South African ports and bunker supply face disruptions amid civil unrest in the country, and some Mediterranean ports have rough weather coming in the next week.
Sapref’s Durban refinery was shut on Wednesday amid looting and mass violence in the KwaZulu-Natal province, where Durban is located, and in Gauteng. The refinery is South Africa’s largest with a nameplate capacity of 180,000 b/d.
South Africa’s state-owned infrastructure firm Transnet declared a force majeure on the NATCOR railway linking Durban to Gauteng in South Africa.
Operations at the Port of Richards Bay have been halted since Monday because of unrest threatening the port’s workforce. No vessels are expected to enter Richards Bay until the situation improves.
“Service levels in the ports of Durban and Richards Bay have been negatively affected, as the entire supply chain is closed – including the roads leading into and out of the port,” Transnet said on Wednesday.
Heavy unrest has erupted in several South African regions since former president Jacob Zuma was sentenced to 15 months in prison for contempt of court by the country’s constitutional court.
The protests have not extended to disrupt port operations in Cape Town and Port Elizabeth.
South Africa has increasingly relied oil product imports, including fuel oil and gasoil, since two other refineries in Durban and Cape Town were shut last year following an explosion and fires. South African producers have issued tenders for VLSFO this year to cover the shortfall in domestic refinery capacity.

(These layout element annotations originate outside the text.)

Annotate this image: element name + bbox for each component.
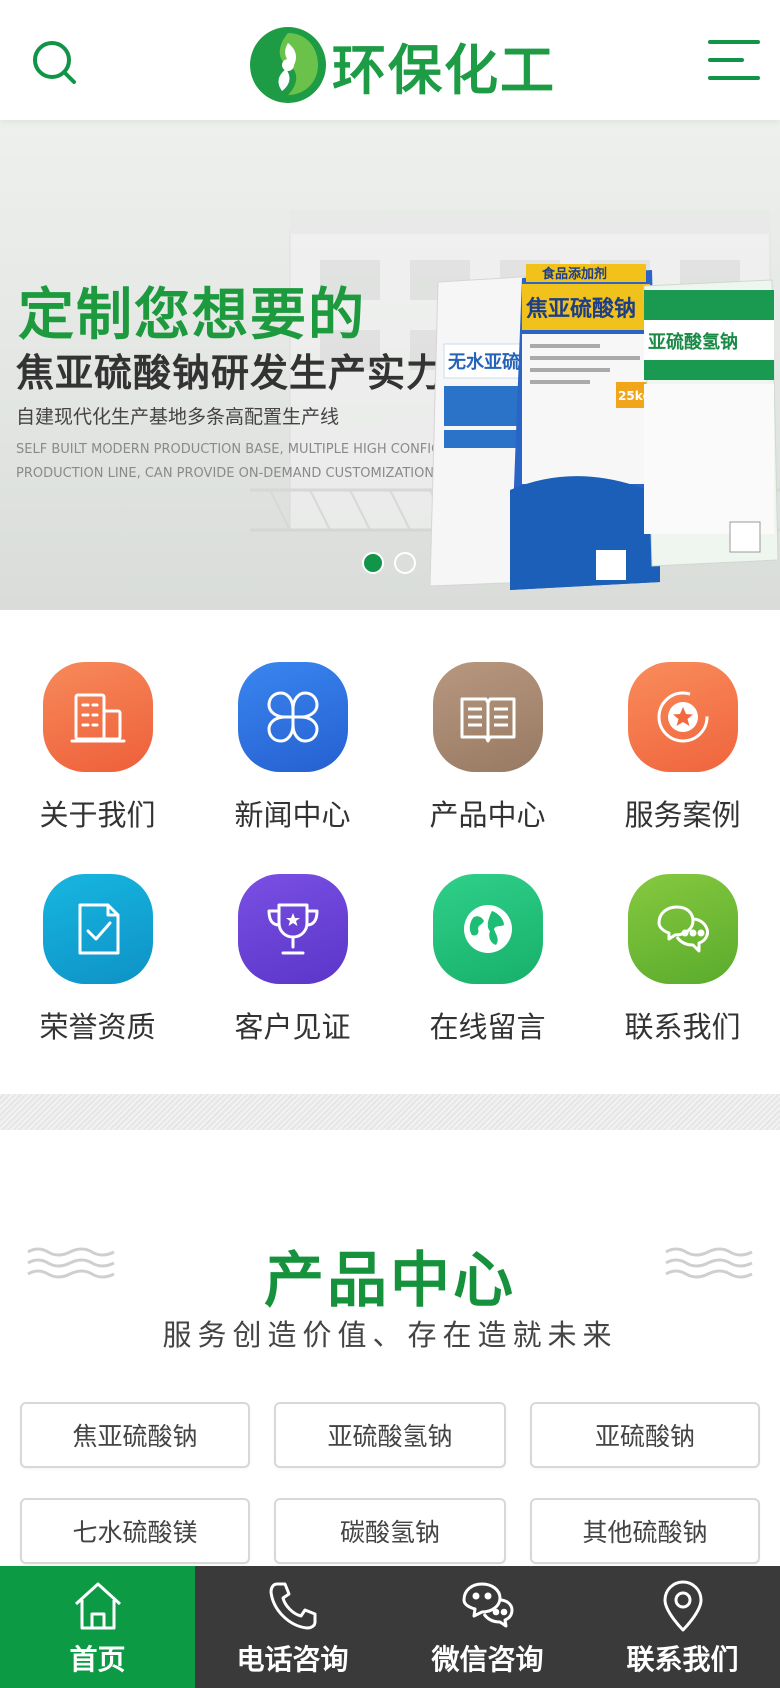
document-check-icon [42, 874, 153, 984]
location-pin-icon [663, 1580, 702, 1632]
logo-text: 环保化工 [332, 38, 556, 102]
category-button[interactable]: 其他硫酸钠 [530, 1498, 760, 1564]
nav-label: 电话咨询 [236, 1643, 349, 1676]
nav-wechat[interactable]: 微信咨询 [390, 1566, 585, 1688]
chat-icon [627, 874, 738, 984]
bag-green: 亚硫酸氢钠 [643, 279, 779, 567]
product-bags-image: 无水亚硫酸 食品添加剂 焦亚硫酸钠 25kg 亚硫酸氢钠 [430, 264, 779, 590]
banner-headline: 定制您想要的 [18, 283, 366, 348]
logo[interactable]: 环保化工 [248, 26, 556, 104]
section-subtitle: 服务创造价值、存在造就未来 [162, 1318, 618, 1352]
building-icon [42, 662, 153, 772]
nav-label: 联系我们 [626, 1643, 739, 1676]
grid-label: 联系我们 [624, 1010, 741, 1044]
search-icon[interactable] [28, 36, 84, 92]
carousel-dot-1[interactable] [362, 552, 384, 574]
wechat-icon [462, 1582, 513, 1628]
category-button[interactable]: 碳酸氢钠 [274, 1498, 506, 1564]
grid-item-testimonials[interactable]: 客户见证 [195, 874, 390, 1046]
banner-description: 自建现代化生产基地多条高配置生产线 [16, 406, 340, 428]
nav-label: 微信咨询 [431, 1643, 544, 1676]
section-title: 产品中心 [264, 1246, 516, 1316]
header: 环保化工 [0, 0, 780, 120]
bag-blue: 食品添加剂 焦亚硫酸钠 25kg [510, 264, 660, 590]
category-button[interactable]: 亚硫酸钠 [530, 1402, 760, 1468]
trophy-icon [237, 874, 348, 984]
nav-phone[interactable]: 电话咨询 [195, 1566, 390, 1688]
book-icon [432, 662, 543, 772]
carousel-dot-2[interactable] [394, 552, 416, 574]
globe-icon [432, 874, 543, 984]
phone-icon [269, 1582, 316, 1630]
grid-label: 新闻中心 [234, 798, 351, 832]
grid-label: 荣誉资质 [39, 1010, 156, 1044]
clover-icon [237, 662, 348, 772]
bottom-nav: 首页 电话咨询 微信咨询 联系我们 [0, 1566, 780, 1688]
menu-icon[interactable] [706, 38, 762, 86]
nav-contact[interactable]: 联系我们 [585, 1566, 780, 1688]
category-button[interactable]: 焦亚硫酸钠 [20, 1402, 250, 1468]
section-divider [0, 1094, 780, 1130]
grid-item-products[interactable]: 产品中心 [390, 662, 585, 834]
category-button[interactable]: 亚硫酸氢钠 [274, 1402, 506, 1468]
home-icon [74, 1582, 121, 1630]
quick-nav-grid: 关于我们 新闻中心 产品中心 服务案例 荣誉资质 客户见证 在线留言 联系我们 [0, 610, 780, 1095]
grid-item-about[interactable]: 关于我们 [0, 662, 195, 834]
grid-item-cases[interactable]: 服务案例 [585, 662, 780, 834]
star-icon [627, 662, 738, 772]
banner-english-line-2: PRODUCTION LINE, CAN PROVIDE ON-DEMAND C… [16, 466, 439, 481]
bag-label-2: 焦亚硫酸钠 [525, 296, 636, 322]
banner-subheadline: 焦亚硫酸钠研发生产实力 [16, 351, 446, 395]
grid-item-contact[interactable]: 联系我们 [585, 874, 780, 1046]
bag-tag: 食品添加剂 [542, 266, 607, 282]
grid-label: 关于我们 [39, 798, 156, 832]
grid-label: 在线留言 [429, 1010, 546, 1044]
grid-item-message[interactable]: 在线留言 [390, 874, 585, 1046]
banner-english-line-1: SELF BUILT MODERN PRODUCTION BASE, MULTI… [16, 442, 451, 457]
grid-item-news[interactable]: 新闻中心 [195, 662, 390, 834]
grid-label: 服务案例 [624, 798, 741, 832]
nav-home[interactable]: 首页 [0, 1566, 195, 1688]
bag-label-3: 亚硫酸氢钠 [648, 331, 738, 353]
nav-label: 首页 [69, 1643, 126, 1676]
carousel-dots [362, 552, 416, 574]
leaf-logo-icon [250, 27, 326, 103]
banner-carousel[interactable]: 定制您想要的 焦亚硫酸钠研发生产实力 自建现代化生产基地多条高配置生产线 SEL… [0, 120, 780, 610]
category-button[interactable]: 七水硫酸镁 [20, 1498, 250, 1564]
grid-item-honors[interactable]: 荣誉资质 [0, 874, 195, 1046]
wave-decoration-right [665, 1247, 753, 1279]
grid-label: 产品中心 [429, 798, 546, 832]
grid-label: 客户见证 [234, 1010, 351, 1044]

Most other European and African bunkering ports continue to have readily available supplies across fuel grades. Prompt stems of VLSFO and LSMGO are available across northern European ports in the ARA, Scandinavia, Hamburg and the Baltic Sea. The Canary Islands, Gibraltar Strait and ports further east in the Mediterranean also have prompt product available.
Recommended lead times for HSFO380 stems continue to be 2-3 days in the ARA and the Gibraltar Strait, even as ARA’s fuel oil inventories were heavily drawn last week. A 14% drop on the week sent the stocks to a six-week low of 7.79 million bbls, and below their five-year average.
There is also significantly less gasoil stored now than on average for the past five years. Last week’s narrow contango in the front- to second-month ICE gasoil forward curve has flipped to backwardation. The forward structure remains in backwardation for the rest of the year and into next year, as a sign that gasoil is less attractive to store.
European refinery throughput fell in June despite growing demand, and in contrast to a global overall rise in throughput, the International Energy Agency (IEA) said this week. Heavy maintenance at several European refineries in June capped the continent’s production capacity.
Rough weather conditions are expected to delay deliveries at Las Palmas’ outer anchorage. Heavy swell of over 2 metres going in the north and northeast direction on Wednesday could disrupt bunkering, according to port agency MH Bland.
Strong winds and swell are also forecast in the Gibraltar Strait ports on Thursday, and off Malta from Friday to Sunday.
Low bunker demand in Russian Black Sea ports spurred suppliers to offer fuel at reduced prices. Novorossiysk, Taman, Tuapse and Kavkaz are pricing VLSFO at discounts of around $40/mt to Istanbul and $60/mt to Piraeus.
Novorossiysk’s HSFO380 price is also back to typical discounts to Mediterranean ports. Its price dropped $25/mt below that in Piraeus on Wednesday, flipping from a slight premium over the Greek port last week. Supply of the grade in the Black Sea market tightened last month, but supply and demand are more balanced now with lower buying activity.